Dear... H
I've tried everything. I did everything to make you like me or see me as a sensible, kind, trustworthy person. And I think for a while you did.
Then you suddenly shut me out and refused to say why. I laid my heart on the table, I welcomed you with open arms yet you refused to hug me. You didn't want me around. You hated my presence. All I ever wanted was for you to like me as a friend. I tried so hard, you know how hard I was trying.
I have always been honest with you, yet you weren't with me. You preferred to pretend. You even said that I wasn't one of the people you were comfortable with. But I tried so so hard. I was so caring and supportive. I tried to show you I cared. I wanted you around but you didn't want me around.
Will you ever miss me? I don't think you will. I think I will because a faded memory, withered away. You probably will forget my name and what I sounded like. But I won't forget your voice. You say it's weird that I care so much but is it? I can't choose who I care about.
You never let me in and I don't know why. All you do is 'appreciate what I've done for you'. But how can you truly appreciate if you don't care? How can you care if you don't like?

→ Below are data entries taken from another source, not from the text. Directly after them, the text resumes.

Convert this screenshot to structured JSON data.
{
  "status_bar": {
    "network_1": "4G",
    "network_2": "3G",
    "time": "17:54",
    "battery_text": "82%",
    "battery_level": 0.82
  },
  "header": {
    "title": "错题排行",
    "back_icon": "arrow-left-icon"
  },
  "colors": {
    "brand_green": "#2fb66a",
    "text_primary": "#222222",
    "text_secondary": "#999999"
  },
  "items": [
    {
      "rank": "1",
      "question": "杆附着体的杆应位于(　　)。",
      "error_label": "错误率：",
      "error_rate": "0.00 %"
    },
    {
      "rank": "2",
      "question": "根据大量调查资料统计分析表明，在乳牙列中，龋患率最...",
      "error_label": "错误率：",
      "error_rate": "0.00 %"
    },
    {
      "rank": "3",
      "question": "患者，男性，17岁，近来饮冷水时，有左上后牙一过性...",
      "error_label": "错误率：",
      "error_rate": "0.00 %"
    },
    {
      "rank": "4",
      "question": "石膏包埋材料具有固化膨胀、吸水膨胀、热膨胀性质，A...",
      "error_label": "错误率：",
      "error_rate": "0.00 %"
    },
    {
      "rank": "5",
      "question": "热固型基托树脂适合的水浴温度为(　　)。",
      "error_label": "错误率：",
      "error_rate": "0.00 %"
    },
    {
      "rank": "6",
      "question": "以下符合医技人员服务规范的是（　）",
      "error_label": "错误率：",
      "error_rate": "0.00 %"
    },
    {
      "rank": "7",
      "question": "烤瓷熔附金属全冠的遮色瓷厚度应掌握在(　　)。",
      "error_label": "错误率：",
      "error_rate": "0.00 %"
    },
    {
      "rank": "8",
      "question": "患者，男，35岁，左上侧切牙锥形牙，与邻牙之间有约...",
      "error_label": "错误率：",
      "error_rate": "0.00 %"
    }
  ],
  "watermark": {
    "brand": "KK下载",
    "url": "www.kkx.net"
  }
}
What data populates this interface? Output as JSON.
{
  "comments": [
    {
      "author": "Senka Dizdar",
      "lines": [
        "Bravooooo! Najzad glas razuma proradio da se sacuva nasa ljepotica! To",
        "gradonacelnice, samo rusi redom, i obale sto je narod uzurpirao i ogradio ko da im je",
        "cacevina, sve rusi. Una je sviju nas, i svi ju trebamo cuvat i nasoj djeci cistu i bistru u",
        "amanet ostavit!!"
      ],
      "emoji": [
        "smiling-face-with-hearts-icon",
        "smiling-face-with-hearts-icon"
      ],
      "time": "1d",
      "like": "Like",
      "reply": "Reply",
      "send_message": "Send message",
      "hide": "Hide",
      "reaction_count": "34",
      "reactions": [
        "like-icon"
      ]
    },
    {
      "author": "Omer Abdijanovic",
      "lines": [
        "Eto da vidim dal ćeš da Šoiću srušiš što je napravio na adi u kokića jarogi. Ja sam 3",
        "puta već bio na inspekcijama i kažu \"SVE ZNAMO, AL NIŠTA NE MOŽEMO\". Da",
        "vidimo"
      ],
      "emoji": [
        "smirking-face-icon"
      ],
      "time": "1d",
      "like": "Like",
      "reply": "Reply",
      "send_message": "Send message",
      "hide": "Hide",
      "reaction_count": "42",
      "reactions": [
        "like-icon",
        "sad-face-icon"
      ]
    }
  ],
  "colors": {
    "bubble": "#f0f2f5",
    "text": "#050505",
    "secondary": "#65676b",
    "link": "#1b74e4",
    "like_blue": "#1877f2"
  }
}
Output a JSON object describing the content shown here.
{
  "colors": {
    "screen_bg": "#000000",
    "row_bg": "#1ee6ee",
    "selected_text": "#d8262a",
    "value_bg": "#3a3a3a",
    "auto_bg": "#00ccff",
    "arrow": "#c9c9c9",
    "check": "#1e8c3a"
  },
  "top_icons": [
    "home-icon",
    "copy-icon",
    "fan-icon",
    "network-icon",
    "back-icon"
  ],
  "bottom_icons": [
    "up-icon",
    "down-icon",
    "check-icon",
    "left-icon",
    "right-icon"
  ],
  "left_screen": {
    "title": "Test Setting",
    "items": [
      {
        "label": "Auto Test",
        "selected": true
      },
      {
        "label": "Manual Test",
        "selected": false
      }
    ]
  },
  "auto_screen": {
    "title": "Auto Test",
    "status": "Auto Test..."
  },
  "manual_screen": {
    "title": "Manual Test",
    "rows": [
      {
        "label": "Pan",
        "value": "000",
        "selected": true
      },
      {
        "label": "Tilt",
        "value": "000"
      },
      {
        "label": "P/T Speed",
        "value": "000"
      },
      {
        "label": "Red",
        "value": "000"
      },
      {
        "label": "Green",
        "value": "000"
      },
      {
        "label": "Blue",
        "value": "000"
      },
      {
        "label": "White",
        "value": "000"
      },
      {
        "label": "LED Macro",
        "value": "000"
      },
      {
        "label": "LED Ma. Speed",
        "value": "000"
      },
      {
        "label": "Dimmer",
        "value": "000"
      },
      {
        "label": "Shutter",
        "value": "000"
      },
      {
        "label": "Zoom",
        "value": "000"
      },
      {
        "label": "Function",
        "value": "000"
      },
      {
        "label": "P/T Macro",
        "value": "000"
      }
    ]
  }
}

How can you like if you don't trust? How can you trust if you don't want to make the effort?
You used to feel safe but now you remind me of a painful place. Every time we talk you reject me and I don't know why. I've never hurt you. I hope you don't miss me because I want you to move on. I want you to forget about me. I hope to become a distant memory that you forget completely. If I don't matter to you now I don't want to matter in some years time to you. I don't want apologies either. I want to let you go because we were never meant to cross paths. It was an accident of fate.